# New bike 105 components - brake hood assemblies loose



## Bigdog6286 (Apr 4, 2011)

I just bought a new bike with 2010 shimano 105 components. I must have put too much weight on my hoods because they seem loose where they attach to the bike. Is there an easy way to tighten them? I appreciate any help as I have unsuccessfully searched the Internet for close to 15 minutes for an answer with no luck (although using my phone). Bike is functioning properly. I'm just worried the whole brake&shifter assembly might fall off if I put too much weight on it.


----------



## j.king (Mar 23, 2005)

Fold the rubber hood forwards towards the brake lever and there is a 5mm hex key bolt that you can use to tighten the STI onto the handlebar more. You can't miss the bolt if you fold back the rubber on the hood.

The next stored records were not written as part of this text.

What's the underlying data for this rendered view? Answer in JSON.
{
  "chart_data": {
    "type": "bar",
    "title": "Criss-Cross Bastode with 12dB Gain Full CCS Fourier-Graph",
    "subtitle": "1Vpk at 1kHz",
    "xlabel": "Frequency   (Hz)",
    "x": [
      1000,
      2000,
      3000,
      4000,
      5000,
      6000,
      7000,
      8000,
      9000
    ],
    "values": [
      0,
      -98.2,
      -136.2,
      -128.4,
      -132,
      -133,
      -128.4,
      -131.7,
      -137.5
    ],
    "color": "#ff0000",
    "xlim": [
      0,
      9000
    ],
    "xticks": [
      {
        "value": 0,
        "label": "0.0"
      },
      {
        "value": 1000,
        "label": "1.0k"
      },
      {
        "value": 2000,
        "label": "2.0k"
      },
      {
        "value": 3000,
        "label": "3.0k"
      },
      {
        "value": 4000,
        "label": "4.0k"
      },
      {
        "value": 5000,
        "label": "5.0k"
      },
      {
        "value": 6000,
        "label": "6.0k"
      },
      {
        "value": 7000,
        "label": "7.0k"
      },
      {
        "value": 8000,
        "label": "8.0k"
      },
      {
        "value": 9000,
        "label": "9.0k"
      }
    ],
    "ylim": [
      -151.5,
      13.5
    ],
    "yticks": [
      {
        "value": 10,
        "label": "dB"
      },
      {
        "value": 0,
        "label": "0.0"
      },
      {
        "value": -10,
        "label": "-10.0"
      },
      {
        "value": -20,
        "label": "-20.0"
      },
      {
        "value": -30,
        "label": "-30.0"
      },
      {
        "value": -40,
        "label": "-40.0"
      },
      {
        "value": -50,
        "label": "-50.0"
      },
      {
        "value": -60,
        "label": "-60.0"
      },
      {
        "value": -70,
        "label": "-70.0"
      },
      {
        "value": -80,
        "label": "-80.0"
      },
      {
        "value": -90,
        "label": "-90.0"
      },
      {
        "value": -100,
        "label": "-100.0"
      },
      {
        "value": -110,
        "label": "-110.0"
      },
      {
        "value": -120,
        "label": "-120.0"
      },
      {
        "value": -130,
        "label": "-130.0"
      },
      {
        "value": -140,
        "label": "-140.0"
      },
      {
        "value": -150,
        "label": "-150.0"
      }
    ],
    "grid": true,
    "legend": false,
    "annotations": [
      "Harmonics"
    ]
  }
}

Be careful if you have a carbon bar though, you'd need a specific torque for tightening the STI onto the bar in that case.


----------



## Opus51569 (Jul 21, 2009)

Also, you can do a Google search for Shimano techdocs. They have detailed diagrams of all their components.


----------



## DaveT (Feb 12, 2004)

If you have the latest 105 shifters (5700) here's what it looks like with the hoods peeled back and the 5MM hex wrench in the head of the bolt that tightens/loosens the clamp. Don't over-tighten this bolt, you want the shifter to be able to pivot on the bars in case of a crash.


----------



## rwc (Jun 19, 2010)

Thanks DaveT - worked perfectly. I rolled the hood up off the handle bar and accessed the bolt that way since my hood didn't want to peel down.


----------